Trotaba el año ochenta y seis cuando fui llamado a filas, o sea, que no encontré excusa para librarme del caqui como color corporativo, que realmente no le favorece ni a Sharon Stone aunque lo lleve en las bragas, a menos que no las lleve. Aquel mismo domingo pasé la última revisión, ni hernia ni pies planos ni nada eximente, ni siquiera pies pequeños, como alegaba un amigo entre risas del tribunal médico y el resto de los reclutas formados en calzoncillos. En apenas tres horas plañideras estaba en un tren que bufaba más que un dinosaurio, del que debía de ser coetáneo, lleno de adolescentes bulliciosos y petates verdes con vete a saber cuántas revistas consoladoras de las soledades por venir. Un muestrario desigual de novias, o de novias desiguales, como correspondía a lo democrático del servicio militar, en lo sucesivo "puta mili", se agolpaba, aglutinaba o deshidrataba según el caso, el grado de afecto o la prisa por mandar a la tropa a cumplir con la patria, en el andén de aquel correo, tranvía o intercity con más óxido que los ejes del carro de uno al que llamaban abandonao.
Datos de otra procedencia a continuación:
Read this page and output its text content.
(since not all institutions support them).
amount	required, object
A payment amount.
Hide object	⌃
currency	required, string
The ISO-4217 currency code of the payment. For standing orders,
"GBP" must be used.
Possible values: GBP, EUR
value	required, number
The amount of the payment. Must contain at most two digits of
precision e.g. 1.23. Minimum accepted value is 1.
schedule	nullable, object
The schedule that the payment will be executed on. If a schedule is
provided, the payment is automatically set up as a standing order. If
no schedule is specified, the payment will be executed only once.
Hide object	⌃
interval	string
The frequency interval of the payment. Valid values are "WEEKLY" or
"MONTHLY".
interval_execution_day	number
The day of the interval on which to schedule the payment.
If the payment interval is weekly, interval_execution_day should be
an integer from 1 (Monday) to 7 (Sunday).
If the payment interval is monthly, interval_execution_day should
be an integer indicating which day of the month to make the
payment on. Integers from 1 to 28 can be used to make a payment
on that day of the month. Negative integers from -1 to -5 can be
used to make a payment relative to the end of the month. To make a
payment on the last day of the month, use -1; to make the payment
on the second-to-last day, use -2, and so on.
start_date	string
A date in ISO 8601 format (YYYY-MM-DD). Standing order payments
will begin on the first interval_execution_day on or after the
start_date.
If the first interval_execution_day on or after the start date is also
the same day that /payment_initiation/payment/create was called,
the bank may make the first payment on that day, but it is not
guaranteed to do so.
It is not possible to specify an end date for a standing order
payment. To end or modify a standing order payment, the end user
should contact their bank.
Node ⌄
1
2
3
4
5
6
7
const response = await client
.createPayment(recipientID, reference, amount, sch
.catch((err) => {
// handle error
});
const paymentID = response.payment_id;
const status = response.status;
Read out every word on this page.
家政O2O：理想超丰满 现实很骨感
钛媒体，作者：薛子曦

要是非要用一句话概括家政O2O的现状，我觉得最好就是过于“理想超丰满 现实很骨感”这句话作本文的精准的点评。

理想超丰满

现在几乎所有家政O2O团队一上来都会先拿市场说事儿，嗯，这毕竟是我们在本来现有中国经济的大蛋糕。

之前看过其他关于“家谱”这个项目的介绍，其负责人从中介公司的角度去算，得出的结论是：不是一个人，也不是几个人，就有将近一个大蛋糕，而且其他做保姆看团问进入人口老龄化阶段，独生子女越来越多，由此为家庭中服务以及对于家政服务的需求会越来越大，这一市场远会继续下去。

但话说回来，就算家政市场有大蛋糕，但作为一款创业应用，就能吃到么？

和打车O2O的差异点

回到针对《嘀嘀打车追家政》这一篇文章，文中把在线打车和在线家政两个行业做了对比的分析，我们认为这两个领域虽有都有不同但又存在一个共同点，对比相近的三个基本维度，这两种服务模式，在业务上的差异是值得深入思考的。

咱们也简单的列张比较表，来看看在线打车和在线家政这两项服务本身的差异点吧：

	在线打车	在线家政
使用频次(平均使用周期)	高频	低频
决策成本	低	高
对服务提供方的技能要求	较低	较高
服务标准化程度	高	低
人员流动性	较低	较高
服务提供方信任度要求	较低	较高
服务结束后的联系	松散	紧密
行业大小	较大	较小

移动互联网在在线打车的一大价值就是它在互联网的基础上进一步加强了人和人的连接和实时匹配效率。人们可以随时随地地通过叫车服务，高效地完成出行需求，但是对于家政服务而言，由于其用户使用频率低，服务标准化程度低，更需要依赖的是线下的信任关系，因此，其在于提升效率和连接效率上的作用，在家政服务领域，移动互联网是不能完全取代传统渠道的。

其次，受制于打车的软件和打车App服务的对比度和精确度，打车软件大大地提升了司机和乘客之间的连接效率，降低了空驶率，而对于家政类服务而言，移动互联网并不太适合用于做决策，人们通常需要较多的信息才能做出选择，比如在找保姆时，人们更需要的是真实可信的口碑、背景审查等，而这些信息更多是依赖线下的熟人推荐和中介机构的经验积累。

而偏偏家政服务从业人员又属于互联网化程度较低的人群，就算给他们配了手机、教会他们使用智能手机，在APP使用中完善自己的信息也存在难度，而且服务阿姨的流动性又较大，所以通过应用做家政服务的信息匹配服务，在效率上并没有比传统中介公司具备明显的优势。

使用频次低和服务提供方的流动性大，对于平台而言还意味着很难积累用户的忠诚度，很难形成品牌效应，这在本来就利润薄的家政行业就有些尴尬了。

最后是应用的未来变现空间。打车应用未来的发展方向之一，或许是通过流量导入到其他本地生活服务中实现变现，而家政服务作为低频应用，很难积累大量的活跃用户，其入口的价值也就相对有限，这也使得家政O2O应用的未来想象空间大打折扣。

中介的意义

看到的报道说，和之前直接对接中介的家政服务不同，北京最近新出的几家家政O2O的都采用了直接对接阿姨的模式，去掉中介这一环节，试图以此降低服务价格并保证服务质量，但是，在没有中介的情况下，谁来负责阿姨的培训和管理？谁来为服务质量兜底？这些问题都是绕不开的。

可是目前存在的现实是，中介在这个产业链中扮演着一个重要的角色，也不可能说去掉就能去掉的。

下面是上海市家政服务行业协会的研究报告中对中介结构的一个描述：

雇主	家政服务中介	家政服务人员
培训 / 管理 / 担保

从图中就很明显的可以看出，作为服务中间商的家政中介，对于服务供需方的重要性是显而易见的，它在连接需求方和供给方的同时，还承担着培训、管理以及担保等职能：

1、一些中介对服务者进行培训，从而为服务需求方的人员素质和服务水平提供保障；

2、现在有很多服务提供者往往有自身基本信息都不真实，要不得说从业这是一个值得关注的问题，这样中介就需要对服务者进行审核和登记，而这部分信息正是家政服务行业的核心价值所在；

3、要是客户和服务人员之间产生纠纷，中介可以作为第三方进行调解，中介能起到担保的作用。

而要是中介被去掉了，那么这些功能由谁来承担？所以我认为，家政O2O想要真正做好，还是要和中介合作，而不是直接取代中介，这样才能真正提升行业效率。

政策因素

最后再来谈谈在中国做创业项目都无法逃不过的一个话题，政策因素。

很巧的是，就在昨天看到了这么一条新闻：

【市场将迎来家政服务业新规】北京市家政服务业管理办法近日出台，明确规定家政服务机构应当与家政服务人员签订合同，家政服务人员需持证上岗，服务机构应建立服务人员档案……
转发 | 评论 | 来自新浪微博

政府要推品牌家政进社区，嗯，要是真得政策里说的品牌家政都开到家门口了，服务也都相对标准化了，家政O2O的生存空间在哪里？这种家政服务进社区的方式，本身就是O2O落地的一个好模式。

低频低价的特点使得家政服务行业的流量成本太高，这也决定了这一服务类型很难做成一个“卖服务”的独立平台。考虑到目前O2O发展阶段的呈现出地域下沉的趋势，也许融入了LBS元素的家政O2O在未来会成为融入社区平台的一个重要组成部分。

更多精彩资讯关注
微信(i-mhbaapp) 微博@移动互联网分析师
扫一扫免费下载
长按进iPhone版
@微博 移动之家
A una velocidad media de sesenta por hora conseguimos llegar bien entrada la noche de finales de enero a la capital administrativa de las vascongadas, donde fuimos recibidos, nada amablemente, por una caterva de polis-milis, que más parecían porteros de discoteca por sus modales refinados y su selecto vocabulario. Arrastrando nuestros macutos de infinita mano, llegamos a un microbús que nos sirvió para aprender un dicho muy común: tenía más mili que el palo de la bandera.
Y como he excedido el metraje, acabo de decidir que esta va a ser una "martrilogía", porque va de mártires de la mili en tres partes.